4th Principle of Modern Data Integration
Posted By Jonathan Wu
09 May 2016
This post is the fourth of five that are dedicated towards explaining the principles of modern data integration, which is an optimal approach towards addressing modern and big data needs.
The first principle of modern data integration is to “take the processing to where the data lives.” The objective of the 1st principle is to utilize host systems for specific processing in order to create efficiency by preparing and moving only the data that is needed. The second principle is to “fully leverage all platforms based on what they were designed to do well.” The 2nd principle was defined to create an optimal balance of processing and workload by utilize the source and target platforms for the capabilities that they were created and available to do. The third principle is to “move data point-to-point to avoid single server bottlenecks.” The objective of the 3rd principle is to move data in the most efficient and fastest manner possible. The fourth principle is to “manage all of the business rules and data logic centrally.” The objective of the 4th principle is to provide end to end visibility of data lineage and efficiency associated with managing and reusing business rules.

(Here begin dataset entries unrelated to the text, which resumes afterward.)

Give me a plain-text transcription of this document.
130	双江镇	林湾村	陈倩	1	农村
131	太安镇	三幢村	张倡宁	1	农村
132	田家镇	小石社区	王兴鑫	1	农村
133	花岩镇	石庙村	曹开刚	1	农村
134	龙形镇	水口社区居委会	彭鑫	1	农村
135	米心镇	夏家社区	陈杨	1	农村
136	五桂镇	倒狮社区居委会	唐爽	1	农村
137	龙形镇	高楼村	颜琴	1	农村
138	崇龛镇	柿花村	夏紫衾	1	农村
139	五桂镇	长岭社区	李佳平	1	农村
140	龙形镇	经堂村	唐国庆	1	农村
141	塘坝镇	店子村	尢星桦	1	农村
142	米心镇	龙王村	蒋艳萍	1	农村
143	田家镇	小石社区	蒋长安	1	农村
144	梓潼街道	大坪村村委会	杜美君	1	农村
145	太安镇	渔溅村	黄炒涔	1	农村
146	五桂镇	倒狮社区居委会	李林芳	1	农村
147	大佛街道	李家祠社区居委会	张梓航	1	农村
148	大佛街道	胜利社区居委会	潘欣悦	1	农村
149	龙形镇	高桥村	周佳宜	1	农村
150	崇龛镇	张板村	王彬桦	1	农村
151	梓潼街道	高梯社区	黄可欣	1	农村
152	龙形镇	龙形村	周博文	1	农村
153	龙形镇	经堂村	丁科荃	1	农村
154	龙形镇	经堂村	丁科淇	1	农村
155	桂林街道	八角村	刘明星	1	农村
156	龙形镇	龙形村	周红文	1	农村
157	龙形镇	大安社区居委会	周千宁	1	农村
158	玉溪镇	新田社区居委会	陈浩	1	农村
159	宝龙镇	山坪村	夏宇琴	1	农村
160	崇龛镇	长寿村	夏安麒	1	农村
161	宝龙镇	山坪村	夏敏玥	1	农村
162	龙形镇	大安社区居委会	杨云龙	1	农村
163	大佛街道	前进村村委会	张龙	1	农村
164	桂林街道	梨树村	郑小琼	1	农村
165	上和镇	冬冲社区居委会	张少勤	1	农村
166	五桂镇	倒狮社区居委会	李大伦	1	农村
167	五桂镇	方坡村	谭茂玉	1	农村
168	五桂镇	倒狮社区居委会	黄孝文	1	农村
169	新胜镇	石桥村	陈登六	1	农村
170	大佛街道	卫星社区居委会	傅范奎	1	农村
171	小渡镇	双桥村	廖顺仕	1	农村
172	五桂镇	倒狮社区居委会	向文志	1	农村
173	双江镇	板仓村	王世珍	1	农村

Regulations such as Basel III, Comprehensive Capital Analysis and Review (CCAR), Dodd-Frank Act, Sarbanes-Oxley Act and others are forcing organizations to have the ability to substantiate information that they report. The data lineage requirements provide a high level of accountability and integrity of the information that can be very challenging to implement. The ability to trace information from a report back to the original source or system of record can be an extremely complex process that is amplified by the number of and the type of transformations, integrations and blending activities that have occurred. Another significant factor that compounds the problem for organizations is the use of multiple data integration technologies and installations because the business rules and meta data are often stored is standalone repositories, unless there is some form of aggregation or unification effort.
Operating dispersed integration technologies creates chaos in today’s changing data ecosystems and complicates compliance with regulations. In a dispersed environment, business rules and data logic are created and maintained separately in each traditional data integration technology. There is no sharing or reuse, just consistency definition headaches. New data and modern data platforms must be managed centrally with all business rules and data logic in a single design studio. This can only be achieved in an architecture where a central design studio is completely separate from local processing agents using native functions. Managing all business rules and data logic centrally provides complete transparency and accessible lineage to aid in compliance with regulations. In addition, a centralized architecture enables maximum reuse of business rules and data logic. For example, the business rules associated with data validation can be defined once and easily applied and maintained in a reusable central architecture that is provided for by modern data integration.